There’s something disconcerting about a bunch of industry leaders working hard to change the rules to make it easier to make more money in the coming year. Especially when it’s an accepted truth that those same industry leaders will use every trick they can to circumvent the agreed upon rules to their advantage.
Focus groups. PR buzz words. Vilifying the other side.
It’s all just so frustrating. I just wish they’d put all this bickering aside and drop the puck.
Wait, what did you think I was talking about?
Well, yeah, I guess there are some parallels between the National Hockey League’s lockout and the current election cycle. And it’s more than a little disconcerting.
The 30-plus-day lockout has been a frustrating effort that will end up with only one loser: The little guy. And that’s the same loser that will come from this election cycle – no matter who wins.

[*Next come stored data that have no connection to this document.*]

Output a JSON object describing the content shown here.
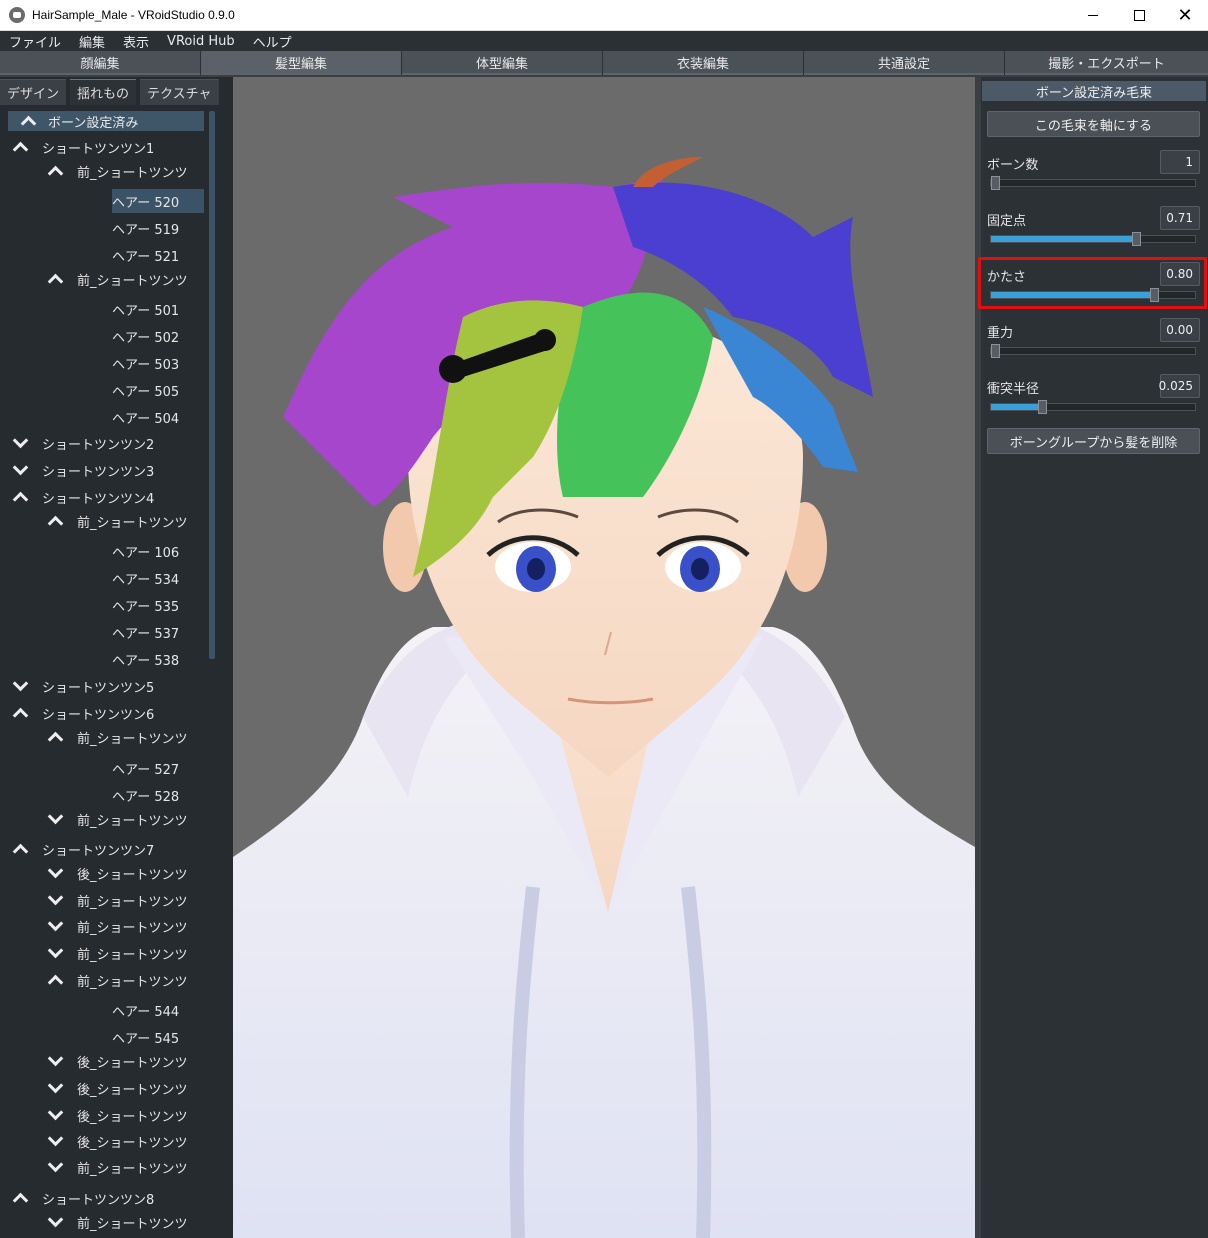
{
  "window": {
    "title": "HairSample_Male - VRoidStudio 0.9.0",
    "min": "",
    "max": "",
    "close": "✕"
  },
  "menu": [
    "ファイル",
    "編集",
    "表示",
    "VRoid Hub",
    "ヘルプ"
  ],
  "main_tabs": [
    "顔編集",
    "髪型編集",
    "体型編集",
    "衣装編集",
    "共通設定",
    "撮影・エクスポート"
  ],
  "left": {
    "sub_tabs": [
      "デザイン",
      "揺れもの",
      "テクスチャ"
    ],
    "tree_header": "ボーン設定済み",
    "rows": [
      {
        "label": "ショートツンツン1",
        "level": 0,
        "chev": "up"
      },
      {
        "label": "前_ショートツンツ",
        "level": 1,
        "chev": "up"
      },
      {
        "label": "ヘアー 520",
        "level": 2,
        "chev": "",
        "selected": true
      },
      {
        "label": "ヘアー 519",
        "level": 2,
        "chev": ""
      },
      {
        "label": "ヘアー 521",
        "level": 2,
        "chev": ""
      },
      {
        "label": "前_ショートツンツ",
        "level": 1,
        "chev": "up"
      },
      {
        "label": "ヘアー 501",
        "level": 2,
        "chev": ""
      },
      {
        "label": "ヘアー 502",
        "level": 2,
        "chev": ""
      },
      {
        "label": "ヘアー 503",
        "level": 2,
        "chev": ""
      },
      {
        "label": "ヘアー 505",
        "level": 2,
        "chev": ""
      },
      {
        "label": "ヘアー 504",
        "level": 2,
        "chev": ""
      },
      {
        "label": "ショートツンツン2",
        "level": 0,
        "chev": "down"
      },
      {
        "label": "ショートツンツン3",
        "level": 0,
        "chev": "down"
      },
      {
        "label": "ショートツンツン4",
        "level": 0,
        "chev": "up"
      },
      {
        "label": "前_ショートツンツ",
        "level": 1,
        "chev": "up"
      },
      {
        "label": "ヘアー 106",
        "level": 2,
        "chev": ""
      },
      {
        "label": "ヘアー 534",
        "level": 2,
        "chev": ""
      },
      {
        "label": "ヘアー 535",
        "level": 2,
        "chev": ""
      },
      {
        "label": "ヘアー 537",
        "level": 2,
        "chev": ""
      },
      {
        "label": "ヘアー 538",
        "level": 2,
        "chev": ""
      },
      {
        "label": "ショートツンツン5",
        "level": 0,
        "chev": "down"
      },
      {
        "label": "ショートツンツン6",
        "level": 0,
        "chev": "up"
      },
      {
        "label": "前_ショートツンツ",
        "level": 1,
        "chev": "up"
      },
      {
        "label": "ヘアー 527",
        "level": 2,
        "chev": ""
      },
      {
        "label": "ヘアー 528",
        "level": 2,
        "chev": ""
      },
      {
        "label": "前_ショートツンツ",
        "level": 1,
        "chev": "down"
      },
      {
        "label": "ショートツンツン7",
        "level": 0,
        "chev": "up"
      },
      {
        "label": "後_ショートツンツ",
        "level": 1,
        "chev": "down"
      },
      {
        "label": "前_ショートツンツ",
        "level": 1,
        "chev": "down"
      },
      {
        "label": "前_ショートツンツ",
        "level": 1,
        "chev": "down"
      },
      {
        "label": "前_ショートツンツ",
        "level": 1,
        "chev": "down"
      },
      {
        "label": "前_ショートツンツ",
        "level": 1,
        "chev": "up"
      },
      {
        "label": "ヘアー 544",
        "level": 2,
        "chev": ""
      },
      {
        "label": "ヘアー 545",
        "level": 2,
        "chev": ""
      },
      {
        "label": "後_ショートツンツ",
        "level": 1,
        "chev": "down"
      },
      {
        "label": "後_ショートツンツ",
        "level": 1,
        "chev": "down"
      },
      {
        "label": "後_ショートツンツ",
        "level": 1,
        "chev": "down"
      },
      {
        "label": "後_ショートツンツ",
        "level": 1,
        "chev": "down"
      },
      {
        "label": "前_ショートツンツ",
        "level": 1,
        "chev": "down"
      },
      {
        "label": "ショートツンツン8",
        "level": 0,
        "chev": "up"
      },
      {
        "label": "前_ショートツンツ",
        "level": 1,
        "chev": "down"
      }
    ]
  },
  "right": {
    "header": "ボーン設定済み毛束",
    "axis_button": "この毛束を軸にする",
    "params": [
      {
        "label": "ボーン数",
        "value": "1",
        "fraction": 0.0
      },
      {
        "label": "固定点",
        "value": "0.71",
        "fraction": 0.71
      },
      {
        "label": "かたさ",
        "value": "0.80",
        "fraction": 0.8
      },
      {
        "label": "重力",
        "value": "0.00",
        "fraction": 0.0
      },
      {
        "label": "衝突半径",
        "value": "0.025",
        "fraction": 0.25
      }
    ],
    "remove_button": "ボーングループから髪を削除"
  },
  "colors": {
    "accent": "#3aa0d8",
    "highlight": "#e01010",
    "viewport_bg": "#6b6b6b"
  }
}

You want parallels? Well, here ya go:
The NHL’s initial offer to its players in a new collective bargaining agreement was an immediate roll back of salaries that would put a salary cap at 14 percent less than the previous season. That can be equated with big business owners telling employees that they will likely be laid off if President Obama is re-elected, because you know that both are just looking out for their own bottom line.
The players’ first offer was to keep salaries pretty much where they were, but would increase revenue sharing between the clubs to help cover the teams. Which would be the type of wealth distribution that Republicans are crying about.
And then the NHL decided to turn to Republican strategist Frank “Death Tax” Luntz to figure out a way to spin the message toward the owners’ side. And, after word got out – and the league roundly criticized for doing such market research – the league came back with a 50/50 offer that brought a new optimism to the proceedings. Talk about reinventing oneself.
Meanwhile, while everyone bickers over the fate of (some) millionaires (the players – not all of ’em make over a million, yet) and multi-millionaires (and some billionaires), the people being left out are the fans. Just like the people who will lose in this election.
Obviously, one side will win in both fights. But really, what will be left over to win?
Obama wins, and we’ll have another four years of fighting over who should pay what share and who should benefit the most from any new policies.
And in the parallel hockey lockout world, if the players win, we’ll have more skyrocketing salaries being offset by rising ticket, concession and souvenir prices.
Romney wins and we’ll have someone promising better times with tax cuts for everyone – even though we’ve yet to hear specifics – with the likelihood of the same sort of fighting that has crippled this country over the last four years.
Meanwhile, on the ice, a big owner victory would mean players might be more apt to take their services to Europe for more (tax-free) money, meaning the quality of play going down, and the greater chance of injury to the remaining stars.
It’s all just so frustrating. For all the talk about wanting to help the middle class (or fans), there’s actually never any actual progress or give back.
When the lockout is over, the fans will still have sticker shock when they buy tickets and refreshments. And when the election is over, the two candidates will return to their houses with no legitimate way of helping the people that they say they want to help.
And no matter what euphoria might be gained from the raising of a Stanley Cup Championship banner in LA (and, damn, do I want to see that) or election victory for your candidate, we’re in for more of the same in the NHL and the country.
All we can hope for is that all of this just ends – as quickly as possible. Because for all the posturing, the end result is still going to be picked apart and fought over for years to come.